盛愿静静听着,不一会,紫玉提着灯笼走在了盛愿前头,出了长廊,走在了后院的小路上。
后院路上虽然有着月光,但夜色愈发浓重,牡丹花叶繁茂,伸展着盖在石子路上。
幸好是紫玉带来了灯笼,盛愿才走得稳当,可披风衣摆,难免被枝条挂上。
“你想同我说什么,便说吧,不然该出门去了。”盛愿先开了口。
“奴婢想替我们家小姐,同大小姐说声谢谢。”紫玉话音郑重,她低着头,只顾提着灯笼。
“我们家小姐脾性不好,是桀骜不驯了些,可她心地还是好的,只是嘴上不饶人。”
“奴婢知道她一直看不惯大小姐您,一直给您使绊子,那也是,她太过在乎老爷夫人宠爱的缘故……”
盛愿撇过眼眸,“你就只想和我说这些?”
紫玉转过脸,她的眸子里一片情真意切,“奴婢是打小就跟着二小姐的,所以见二位小姐针锋相对,只怕是伤了彼此。”
“没想到你一小小丫头,倒懂得为主子周全,难怪会是一等女使……”
“大小姐谬赞了……”
两人漫步到了后院小门,紫玉上前把门拉开,盛愿跟在她身后,只见门外的走道宽敞无人。
如今入了夜,少有人在内院里乱走动,只有路上的灯,随风摇曳着,伴着沙沙风声。
“这盏灯笼,就给大小姐吧,毕竟外头黑得很,因大小姐是偷偷来的,我也不便送您回浮云居了。”
“二小姐说,明日安远侯府的宴会在午后,用过了早饭便是要出门了,还请大小姐别忘了时辰。”

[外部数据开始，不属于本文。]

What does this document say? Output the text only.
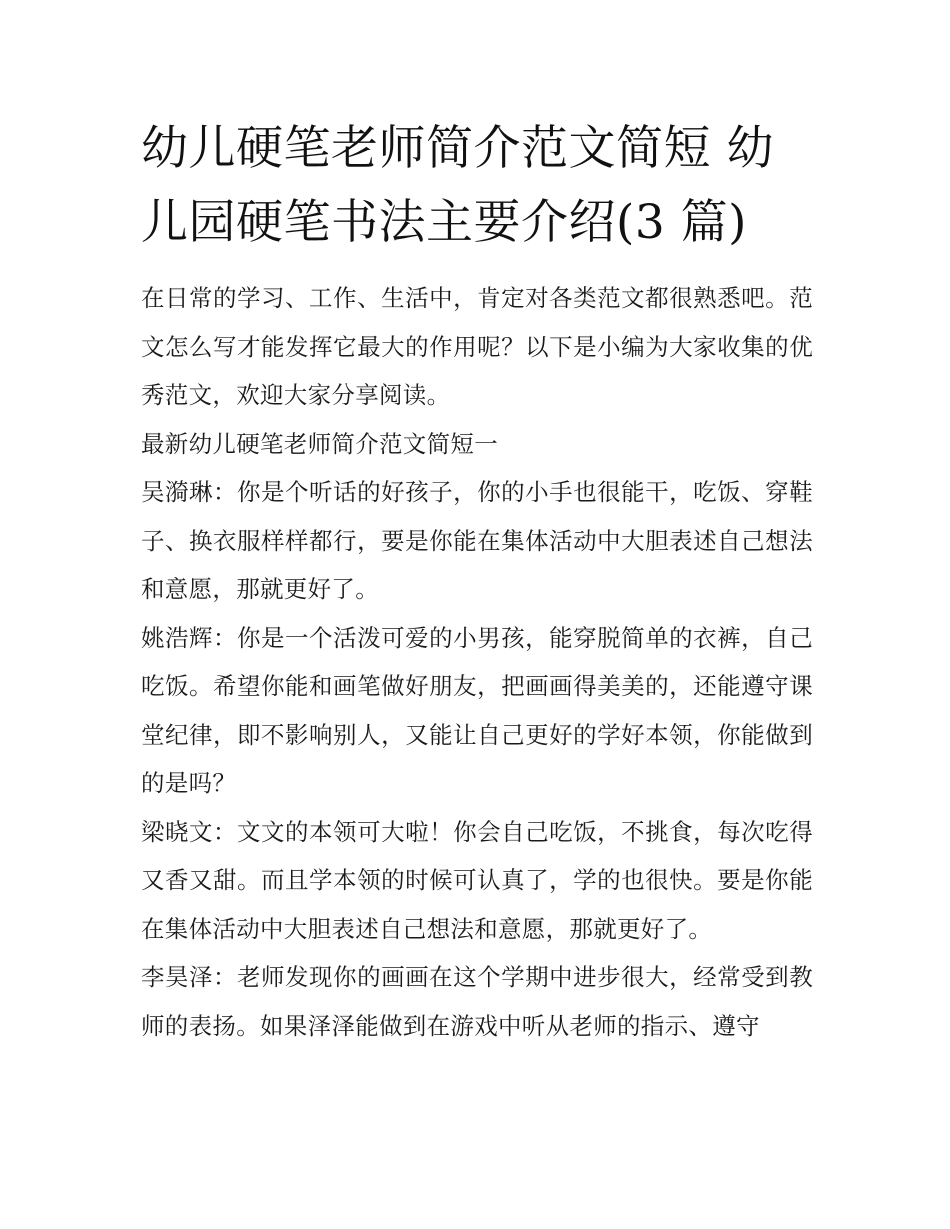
幼儿硬笔老师简介范文简短 幼儿园硬笔书法主要介绍(3 篇)

在日常的学习、工作、生活中，肯定对各类范文都很熟悉吧。范文怎么写才能发挥它最大的作用呢？以下是小编为大家收集的优秀范文，欢迎大家分享阅读。

最新幼儿硬笔老师简介范文简短一

吴漪琳：你是个听话的好孩子，你的小手也很能干，吃饭、穿鞋子、换衣服样样都行，要是你能在集体活动中大胆表述自己想法和意愿，那就更好了。

姚浩辉：你是一个活泼可爱的小男孩，能穿脱简单的衣裤，自己吃饭。希望你能和画笔做好朋友，把画画得美美的，还能遵守课堂纪律，即不影响别人，又能让自己更好的学好本领，你能做到的是吗？

梁晓文：文文的本领可大啦！你会自己吃饭，不挑食，每次吃得又香又甜。而且学本领的时候可认真了，学的也很快。要是你能在集体活动中大胆表述自己想法和意愿，那就更好了。

李昊泽：老师发现你的画画在这个学期中进步很大，经常受到教师的表扬。如果泽泽能做到在游戏中听从老师的指示、遵守
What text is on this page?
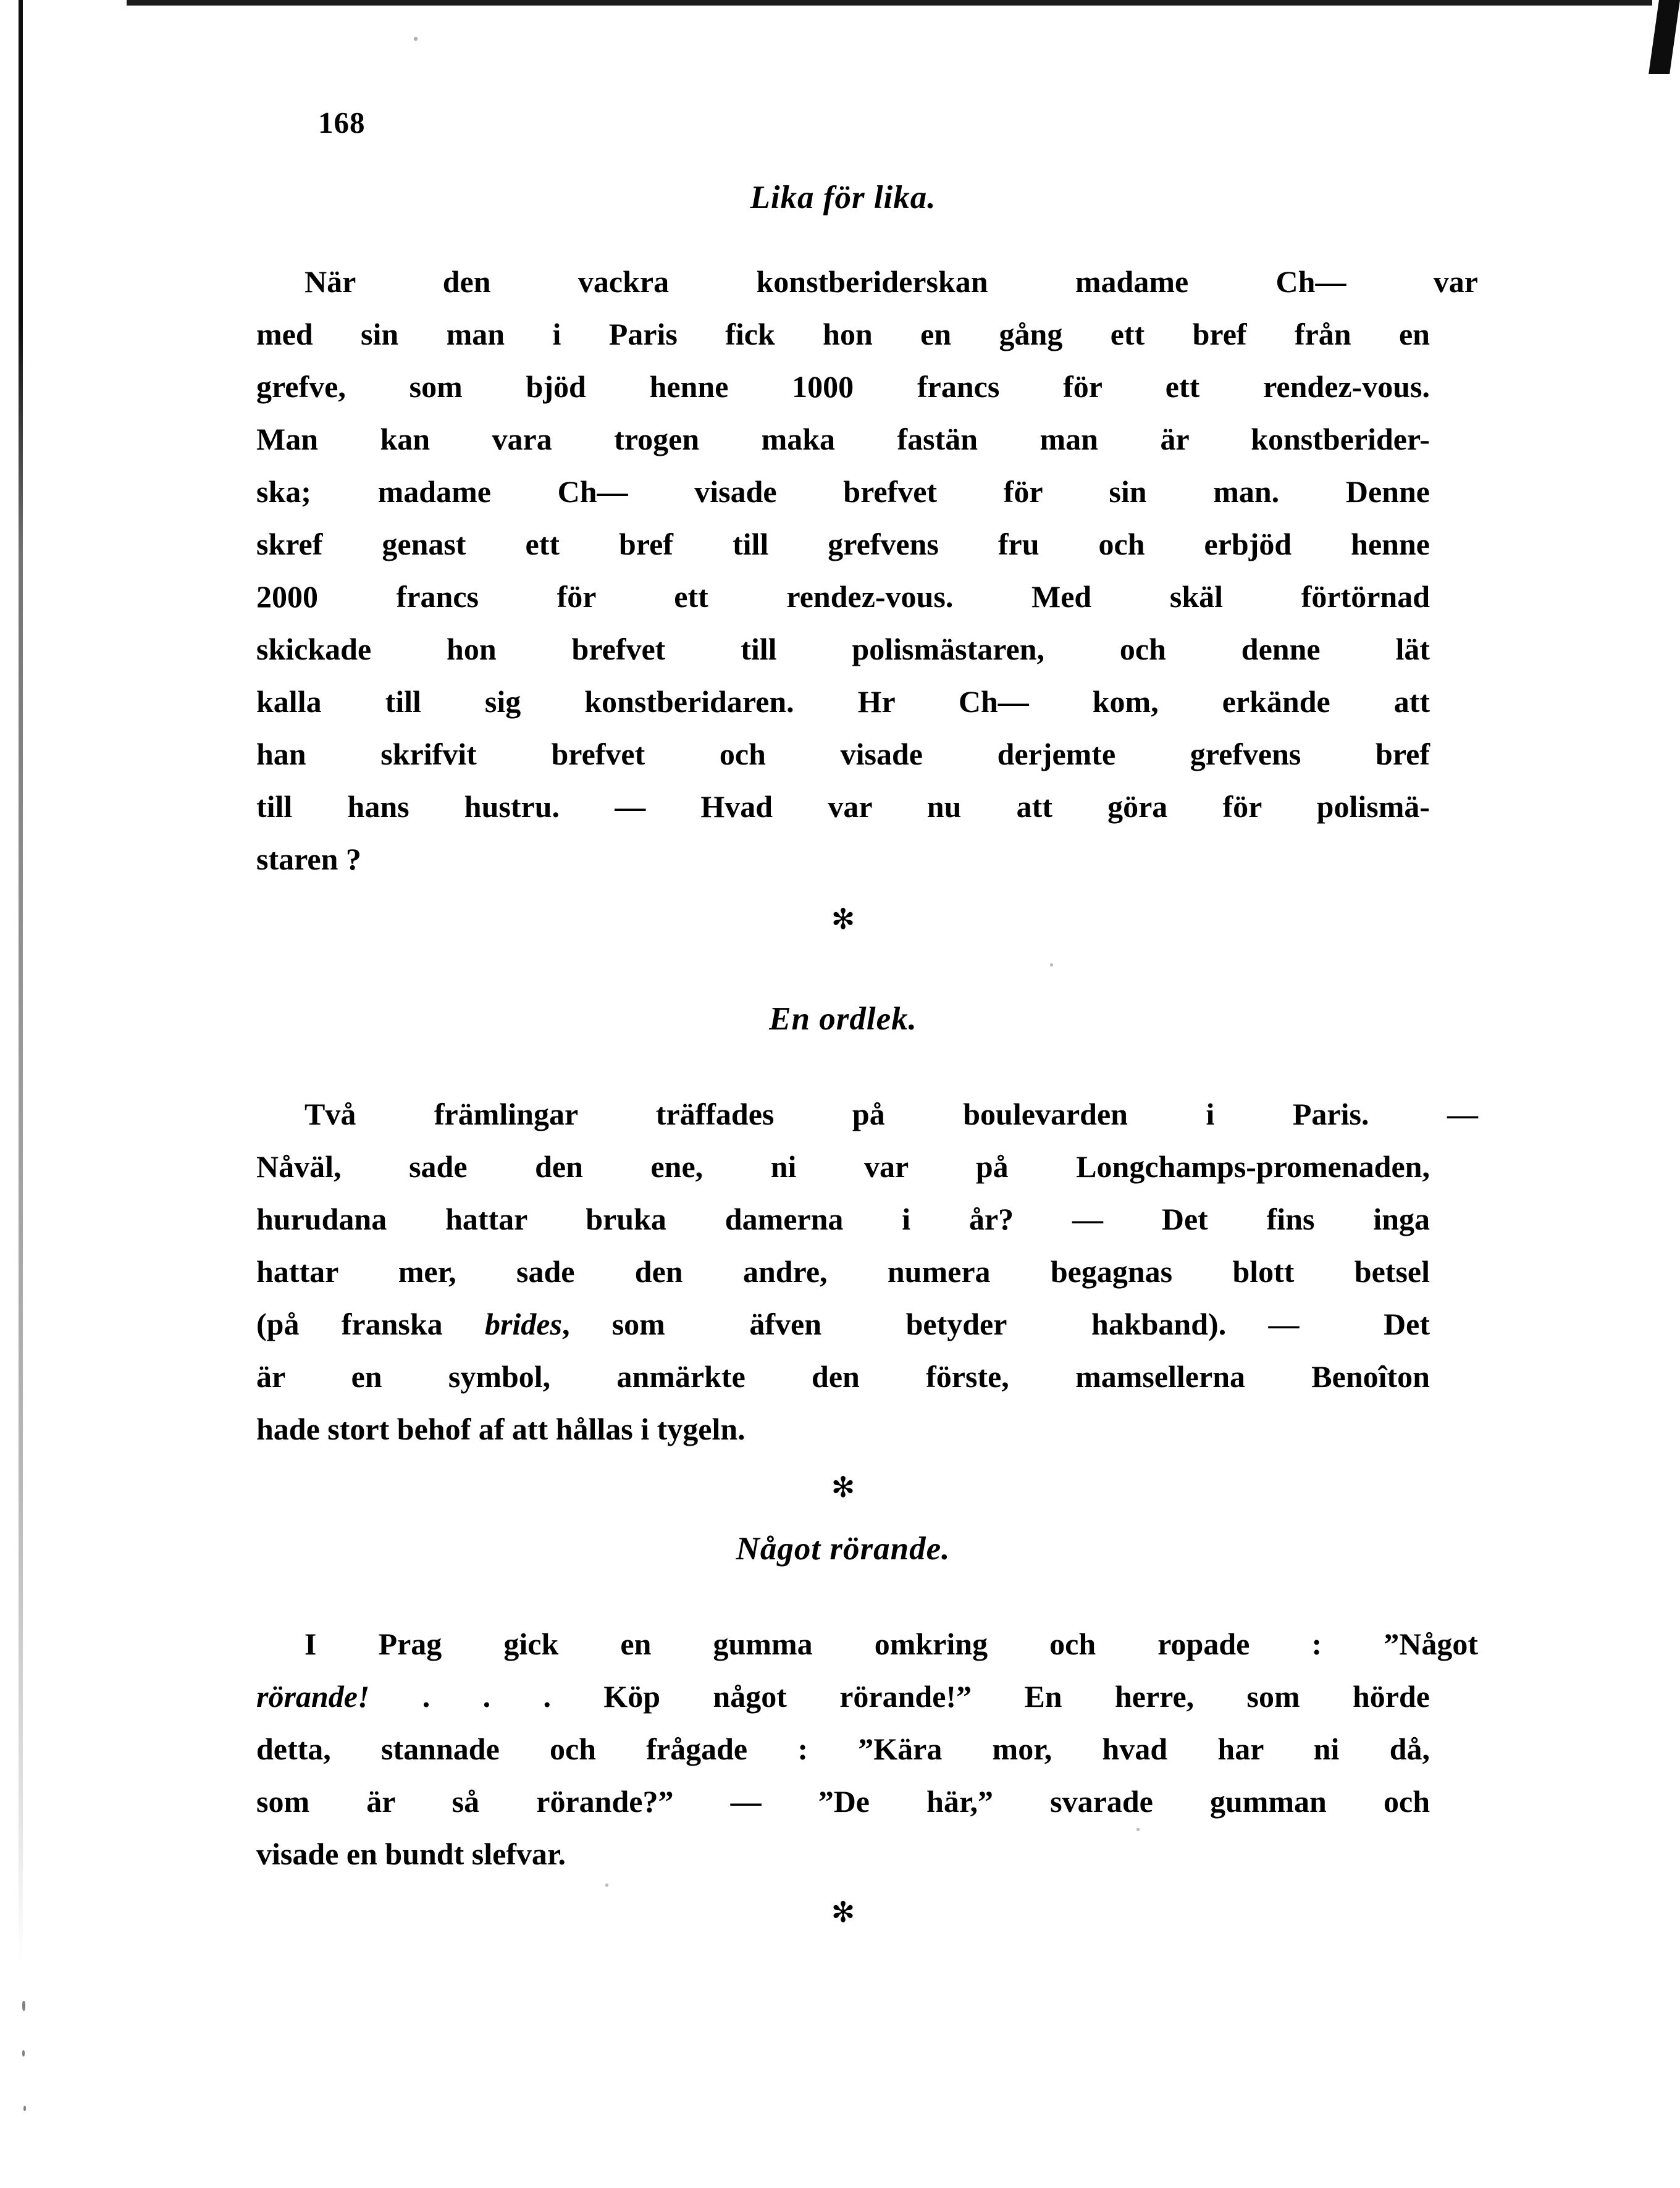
168
Lika för lika.
När den vackra konstberiderskan madame Ch— var
med sin man i Paris fick hon en gång ett bref från en
grefve, som bjöd henne 1000 francs för ett rendez-vous.
Man kan vara trogen maka fastän man är konstberider-
ska; madame Ch— visade brefvet för sin man. Denne
skref genast ett bref till grefvens fru och erbjöd henne
2000 francs för ett rendez-vous. Med skäl förtörnad
skickade hon brefvet till polismästaren, och denne lät
kalla till sig konstberidaren. Hr Ch— kom, erkände att
han skrifvit brefvet och visade derjemte grefvens bref
till hans hustru. — Hvad var nu att göra för polismä-
staren ?
✻
En ordlek.
Två främlingar träffades på boulevarden i Paris. —
Nåväl, sade den ene, ni var på Longchamps-promenaden,
hurudana hattar bruka damerna i år? — Det fins inga
hattar mer, sade den andre, numera begagnas blott betsel
(på franska brides, som  äfven  betyder  hakband). —  Det
är en symbol, anmärkte den förste, mamsellerna Benoîton
hade stort behof af att hållas i tygeln.
✻
Något rörande.
I Prag gick en gumma omkring och ropade : ”Något
rörande! . . . Köp något rörande!” En herre, som hörde
detta, stannade och frågade : ”Kära mor, hvad har ni då,
som är så rörande?” — ”De här,” svarade gumman och
visade en bundt slefvar.
✻
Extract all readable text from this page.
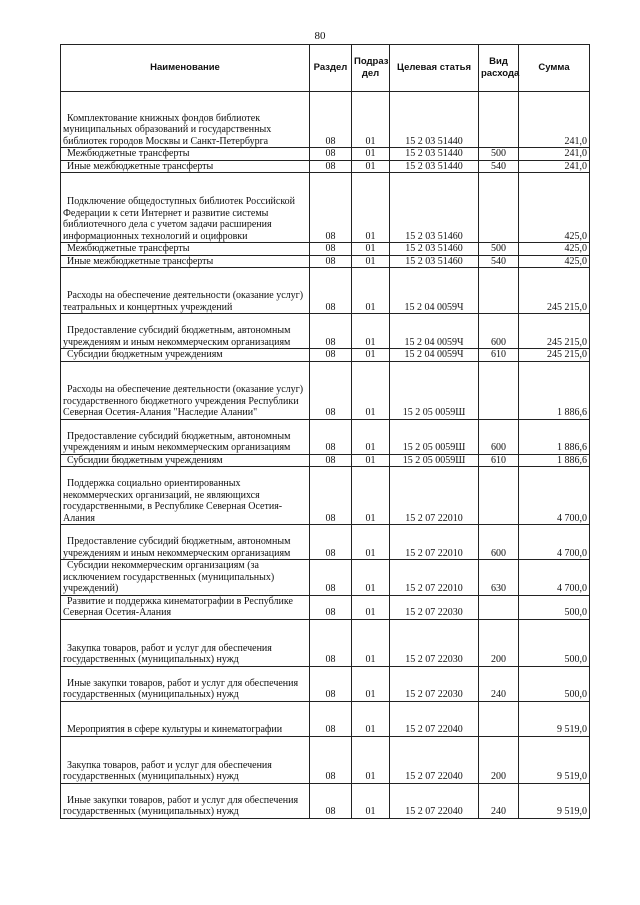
80
Наименование	Раздел	Подраз дел	Целевая статья	Вид расхода	Сумма

Комплектование книжных фондов библиотек муниципальных образований и государственных библиотек городов Москвы и Санкт-Петербурга	08	01	15 2 03 51440		241,0

Межбюджетные трансферты	08	01	15 2 03 51440	500	241,0

Иные межбюджетные трансферты	08	01	15 2 03 51440	540	241,0

Подключение общедоступных библиотек Российской Федерации к сети Интернет и развитие системы библиотечного дела с учетом задачи расширения информационных технологий и оцифровки	08	01	15 2 03 51460		425,0

Межбюджетные трансферты	08	01	15 2 03 51460	500	425,0

Иные межбюджетные трансферты	08	01	15 2 03 51460	540	425,0

Расходы на обеспечение деятельности (оказание услуг) театральных и концертных учреждений	08	01	15 2 04 0059Ч		245 215,0

Предоставление субсидий бюджетным, автономным учреждениям и иным некоммерческим организациям	08	01	15 2 04 0059Ч	600	245 215,0

Субсидии бюджетным учреждениям	08	01	15 2 04 0059Ч	610	245 215,0

Расходы на обеспечение деятельности (оказание услуг) государственного бюджетного учреждения Республики Северная Осетия-Алания "Наследие Алании"	08	01	15 2 05 0059Ш		1 886,6

Предоставление субсидий бюджетным, автономным учреждениям и иным некоммерческим организациям	08	01	15 2 05 0059Ш	600	1 886,6

Субсидии бюджетным учреждениям	08	01	15 2 05 0059Ш	610	1 886,6

Поддержка социально ориентированных некоммерческих организаций, не являющихся государственными, в Республике Северная Осетия-Алания	08	01	15 2 07 22010		4 700,0

Предоставление субсидий бюджетным, автономным учреждениям и иным некоммерческим организациям	08	01	15 2 07 22010	600	4 700,0

Субсидии некоммерческим организациям (за исключением государственных (муниципальных) учреждений)	08	01	15 2 07 22010	630	4 700,0

Развитие и поддержка кинематографии в Республике Северная Осетия-Алания	08	01	15 2 07 22030		500,0

Закупка товаров, работ и услуг для обеспечения государственных (муниципальных) нужд	08	01	15 2 07 22030	200	500,0

Иные закупки товаров, работ и услуг для обеспечения государственных (муниципальных) нужд	08	01	15 2 07 22030	240	500,0

Мероприятия в сфере культуры и кинематографии	08	01	15 2 07 22040		9 519,0

Закупка товаров, работ и услуг для обеспечения государственных (муниципальных) нужд	08	01	15 2 07 22040	200	9 519,0

Иные закупки товаров, работ и услуг для обеспечения государственных (муниципальных) нужд	08	01	15 2 07 22040	240	9 519,0
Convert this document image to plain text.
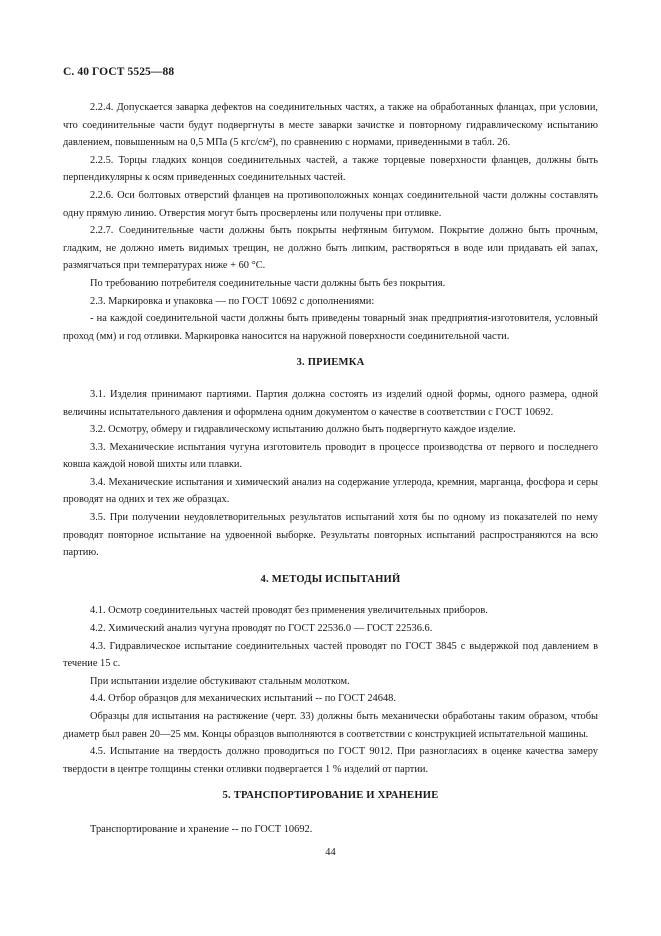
С. 40 ГОСТ 5525—88

2.2.4. Допускается заварка дефектов на соединительных частях, а также на обработанных фланцах, при условии, что соединительные части будут подвергнуты в месте заварки зачистке и повторному гидравлическому испытанию давлением, повышенным на 0,5 МПа (5 кгс/см²), по сравнению с нормами, приведенными в табл. 26.

2.2.5. Торцы гладких концов соединительных частей, а также торцевые поверхности фланцев, должны быть перпендикулярны к осям приведенных соединительных частей.

2.2.6. Оси болтовых отверстий фланцев на противоположных концах соединительной части должны составлять одну прямую линию. Отверстия могут быть просверлены или получены при отливке.

2.2.7. Соединительные части должны быть покрыты нефтяным битумом. Покрытие должно быть прочным, гладким, не должно иметь видимых трещин, не должно быть липким, растворяться в воде или придавать ей запах, размягчаться при температурах ниже + 60 °С.

По требованию потребителя соединительные части должны быть без покрытия.

2.3. Маркировка и упаковка — по ГОСТ 10692 с дополнениями:

- на каждой соединительной части должны быть приведены товарный знак предприятия-изготовителя, условный проход (мм) и год отливки. Маркировка наносится на наружной поверхности соединительной части.

3. ПРИЕМКА

3.1. Изделия принимают партиями. Партия должна состоять из изделий одной формы, одного размера, одной величины испытательного давления и оформлена одним документом о качестве в соответствии с ГОСТ 10692.

3.2. Осмотру, обмеру и гидравлическому испытанию должно быть подвергнуто каждое изделие.

3.3. Механические испытания чугуна изготовитель проводит в процессе производства от первого и последнего ковша каждой новой шихты или плавки.

3.4. Механические испытания и химический анализ на содержание углерода, кремния, марганца, фосфора и серы проводят на одних и тех же образцах.

3.5. При получении неудовлетворительных результатов испытаний хотя бы по одному из показателей по нему проводят повторное испытание на удвоенной выборке. Результаты повторных испытаний распространяются на всю партию.

4. МЕТОДЫ ИСПЫТАНИЙ

4.1. Осмотр соединительных частей проводят без применения увеличительных приборов.

4.2. Химический анализ чугуна проводят по ГОСТ 22536.0 — ГОСТ 22536.6.

4.3. Гидравлическое испытание соединительных частей проводят по ГОСТ 3845 с выдержкой под давлением в течение 15 с.

При испытании изделие обстукивают стальным молотком.

4.4. Отбор образцов для механических испытаний -- по ГОСТ 24648.

Образцы для испытания на растяжение (черт. 33) должны быть механически обработаны таким образом, чтобы диаметр был равен 20—25 мм. Концы образцов выполняются в соответствии с конструкцией испытательной машины.

4.5. Испытание на твердость должно проводиться по ГОСТ 9012. При разногласиях в оценке качества замеру твердости в центре толщины стенки отливки подвергается 1 % изделий от партии.

5. ТРАНСПОРТИРОВАНИЕ И ХРАНЕНИЕ

Транспортирование и хранение -- по ГОСТ 10692.

44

盛愿点点头,明日她还要坐盛云夕的车架同去,毕竟父亲不让她去赴宴,她只能暗度陈仓了。
她接过了灯,跨步往门外走去,身后一阵门关上的吱呀声。
盛愿出去之后,看清了回浮云居的路,裹紧了披风,夜里愈发冷了,她还是第一次,漏夜出门。
她思忖着,瑶珠那丫头已然认罪,也算是威逼利诱,暂时为她所用。
瑶珠下毒之举,既怕盛云夕知晓,也怕父亲和主母知晓,看起来,倒像是她一人所为……
盛愿抿着唇,既然已经明了事态,眼下回浮云居,那便只有一件要紧之事,知春为何叛变了……
才过了韶光轩的院墙,眼前是镜湖流淌,分流成的湖畔,湖不大,湖面耷拉着荷叶,岸上是年岁已久的柳树。
柳树主干粗大,一人合抱尚且圈不过去,入了秋,成千上万的柳条垂落在水面,随风摇摆,泛起阵阵涟漪。
盛愿停下,驻足远眺,柳条萧疏,将悬月割得朦胧,她回京后,难得如此清闲,还能瞧见此等良宵美景。
忽而岸上最大的一棵柳树,突兀地晃动起来,盛愿下意识地往后退几步,灯笼左摇右摆。
那树一阵晃悠后,猛地一震,一黑色人影,从树上跳下,蔚然站在飘动的柳枝之下,融进月色之中。
盛愿一见他的身影,便知道是那少年。
她只顾着想着瑶珠和知春的事,倒是忘记了,他还跟着自己。
她走上前去,摸出袖中藏着的竹笛,握在手中,看了一眼,便漫步向他站的湖岸边走去。